The pointer ip is set to the start of the array. While it remains inside the array, the place that it points to has zero written into it, then the increment takes effect and the pointer is stepped one element along the array. The postfix form of ++ is particularly useful here.

This is very common stuff indeed. In most programs you'll find pointers and increment operators used together like that, not just once or twice, but on almost every line (or so it seems while you find them difficult). What is happening, and what combinations can we get? Well, the * means indirection, and ++ or -- mean increment; either pre- or post-increment. The combinations can be pre- or post-increment of either the pointer or the thing it points to, depending on where the brackets are put. Table 5.1 gives a list.

++(*p) pre-increment thing pointed to
(*p)++ post-increment thing pointed to
*(p++) access via pointer, post-increment pointer
*(++p) access via pointer which has already been incremented
Table 5.1. Pointer notation

Read it carefully; make sure that you understand the combinations.

The expressions in the list above can usually be understood after a bit of head-scratching. Now, given that the precedence of *, ++ and -- is the same in all three cases and that they associate right to left, can you work out what happens if the brackets are removed? Nasty, isn't it? Table 5.2 shows that there's only one case where the brackets have to be there.

With parentheses Without, if possible
++(*p) ++*p
(*p)++ (*p)++
*(p++) *p++
*(++p) *++p
Table 5.2. More pointer notation

The usual reaction to that horrible sight is to decide that you don't care that the parentheses can be removed; you will always use them in your code. That's all very well but the problem is that most C programmers have learnt the important precedence rules (or at least learnt the table above) and they very rarely put the parentheses in. Like them, we don't—so if you want to be able to read the rest of the examples, you had better learn to read those expressions with or without parentheses. It'll be worth the effort in the end.

5.4.3. Untyped pointers

In certain cases it's essential to be able to convert pointers from one type to another. This is always done with the aid of casts, in expressions like the one below:

(type *) expression

The expression is converted into ‘pointer to type’, regardless of the expression's previous type.
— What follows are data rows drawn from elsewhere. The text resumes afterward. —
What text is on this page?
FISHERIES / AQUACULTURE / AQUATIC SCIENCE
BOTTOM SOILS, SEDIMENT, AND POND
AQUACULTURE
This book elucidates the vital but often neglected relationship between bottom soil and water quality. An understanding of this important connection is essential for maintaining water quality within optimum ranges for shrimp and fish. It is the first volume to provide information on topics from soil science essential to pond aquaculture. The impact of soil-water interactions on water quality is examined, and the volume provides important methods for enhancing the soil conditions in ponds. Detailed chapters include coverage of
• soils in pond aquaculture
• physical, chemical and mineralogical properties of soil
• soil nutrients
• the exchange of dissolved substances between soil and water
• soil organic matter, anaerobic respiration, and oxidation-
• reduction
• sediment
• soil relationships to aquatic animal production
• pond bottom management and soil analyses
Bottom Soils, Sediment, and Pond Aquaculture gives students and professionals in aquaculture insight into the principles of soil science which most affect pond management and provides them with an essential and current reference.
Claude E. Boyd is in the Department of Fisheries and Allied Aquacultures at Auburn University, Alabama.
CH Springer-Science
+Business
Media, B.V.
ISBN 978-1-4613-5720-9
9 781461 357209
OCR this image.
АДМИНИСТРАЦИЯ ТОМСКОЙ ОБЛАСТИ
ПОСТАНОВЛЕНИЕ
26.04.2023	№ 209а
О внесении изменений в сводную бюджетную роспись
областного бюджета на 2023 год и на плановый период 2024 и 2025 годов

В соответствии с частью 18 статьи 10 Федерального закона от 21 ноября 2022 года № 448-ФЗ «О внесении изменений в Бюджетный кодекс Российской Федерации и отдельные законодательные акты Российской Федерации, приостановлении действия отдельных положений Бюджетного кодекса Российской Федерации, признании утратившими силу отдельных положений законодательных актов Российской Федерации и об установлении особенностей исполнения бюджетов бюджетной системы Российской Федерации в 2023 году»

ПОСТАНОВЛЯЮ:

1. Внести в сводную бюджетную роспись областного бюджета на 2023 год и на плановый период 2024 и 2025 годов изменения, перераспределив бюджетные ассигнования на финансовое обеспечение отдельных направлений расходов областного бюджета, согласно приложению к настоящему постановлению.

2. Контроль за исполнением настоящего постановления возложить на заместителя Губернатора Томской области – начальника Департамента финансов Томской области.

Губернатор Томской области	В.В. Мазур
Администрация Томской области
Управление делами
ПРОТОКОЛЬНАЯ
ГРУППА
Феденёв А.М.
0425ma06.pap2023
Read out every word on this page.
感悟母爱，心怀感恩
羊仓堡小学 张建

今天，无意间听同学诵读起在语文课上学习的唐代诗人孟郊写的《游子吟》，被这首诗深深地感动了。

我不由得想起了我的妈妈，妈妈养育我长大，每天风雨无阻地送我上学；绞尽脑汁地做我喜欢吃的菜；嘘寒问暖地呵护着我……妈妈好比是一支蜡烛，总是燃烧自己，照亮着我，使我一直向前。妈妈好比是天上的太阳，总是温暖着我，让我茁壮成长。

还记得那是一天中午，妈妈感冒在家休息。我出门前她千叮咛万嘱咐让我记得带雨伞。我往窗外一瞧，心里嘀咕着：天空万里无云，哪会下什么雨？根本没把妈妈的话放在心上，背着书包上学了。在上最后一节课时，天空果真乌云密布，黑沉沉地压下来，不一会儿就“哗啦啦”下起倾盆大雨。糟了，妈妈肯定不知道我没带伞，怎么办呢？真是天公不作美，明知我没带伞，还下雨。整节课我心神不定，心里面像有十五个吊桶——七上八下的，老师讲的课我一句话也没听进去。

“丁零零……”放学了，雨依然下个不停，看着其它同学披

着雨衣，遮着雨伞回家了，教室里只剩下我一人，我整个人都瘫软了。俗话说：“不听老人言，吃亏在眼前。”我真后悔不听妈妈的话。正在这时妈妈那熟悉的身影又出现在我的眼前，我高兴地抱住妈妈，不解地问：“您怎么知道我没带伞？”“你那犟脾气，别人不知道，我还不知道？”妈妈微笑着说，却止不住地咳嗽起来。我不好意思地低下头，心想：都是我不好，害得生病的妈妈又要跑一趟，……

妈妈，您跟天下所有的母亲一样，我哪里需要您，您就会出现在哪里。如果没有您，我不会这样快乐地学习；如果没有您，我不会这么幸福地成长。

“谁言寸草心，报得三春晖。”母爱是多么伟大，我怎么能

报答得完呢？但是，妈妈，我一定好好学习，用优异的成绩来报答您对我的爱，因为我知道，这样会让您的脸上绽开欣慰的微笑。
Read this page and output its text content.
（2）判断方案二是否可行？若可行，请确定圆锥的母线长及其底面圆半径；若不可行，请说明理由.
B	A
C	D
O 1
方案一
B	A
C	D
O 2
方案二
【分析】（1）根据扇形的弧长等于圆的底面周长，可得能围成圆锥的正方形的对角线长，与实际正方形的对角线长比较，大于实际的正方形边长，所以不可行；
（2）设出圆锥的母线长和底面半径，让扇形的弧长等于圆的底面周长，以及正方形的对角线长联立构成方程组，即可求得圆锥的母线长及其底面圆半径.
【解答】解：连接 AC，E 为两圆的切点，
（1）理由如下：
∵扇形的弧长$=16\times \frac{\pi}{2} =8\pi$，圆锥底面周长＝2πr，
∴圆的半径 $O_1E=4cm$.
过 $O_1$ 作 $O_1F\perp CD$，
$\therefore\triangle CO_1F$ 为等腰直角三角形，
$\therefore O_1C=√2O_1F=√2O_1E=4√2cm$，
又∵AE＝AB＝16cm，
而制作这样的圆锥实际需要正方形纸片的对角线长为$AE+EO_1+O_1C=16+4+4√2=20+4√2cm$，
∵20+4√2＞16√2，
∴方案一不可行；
This is only supposed to be done if you're sure that you know what you're trying to do. It is not a good idea to do much of it until you have got plenty of experience. Furthermore, do not assume that the cast simply suppresses diagnostics of the ‘mismatched pointer’ sort from your compiler. On several architectures it is necessary to calculate new values when pointer types are changed.

There are also some occasions when you will want to use a ‘generic’ pointer. The most common example is the malloc library function, which is used to allocate storage for objects that haven't been declared. It is used by telling it how much storage is wanted—enough for a float, or an array of int, or whatever. It passes back a pointer to enough storage, which it allocates in its own mysterious way from a pool of free storage (the way that it does this is its own business). That pointer is then cast into the right type—for example if a float needs 4 bytes of free store, this is the flavour of what you would write:

float *fp;

fp = (float *)malloc(4);

Malloc finds 4 bytes of store, then the address of that piece of storage is cast into pointer-to-float and assigned to the pointer.

What type should malloc be declared to have? The type must be able to represent every known value of every type of pointer; there is no guarantee that any of the basic types in C can hold such a value.

The solution is to use the void * type that we've already talked about. Here is the last example with a declaration of malloc:

void *malloc();
float *fp;

fp = (float *)malloc(4);

The rules for assignment of pointers show that there is no need to use a cast on the return value from malloc, but it is often done in practice.

Obviously there needs to be a way to find out what value the argument to malloc should be: it will be different on different machines, so you can't just use a constant like 4. That is what the sizeof operator is for.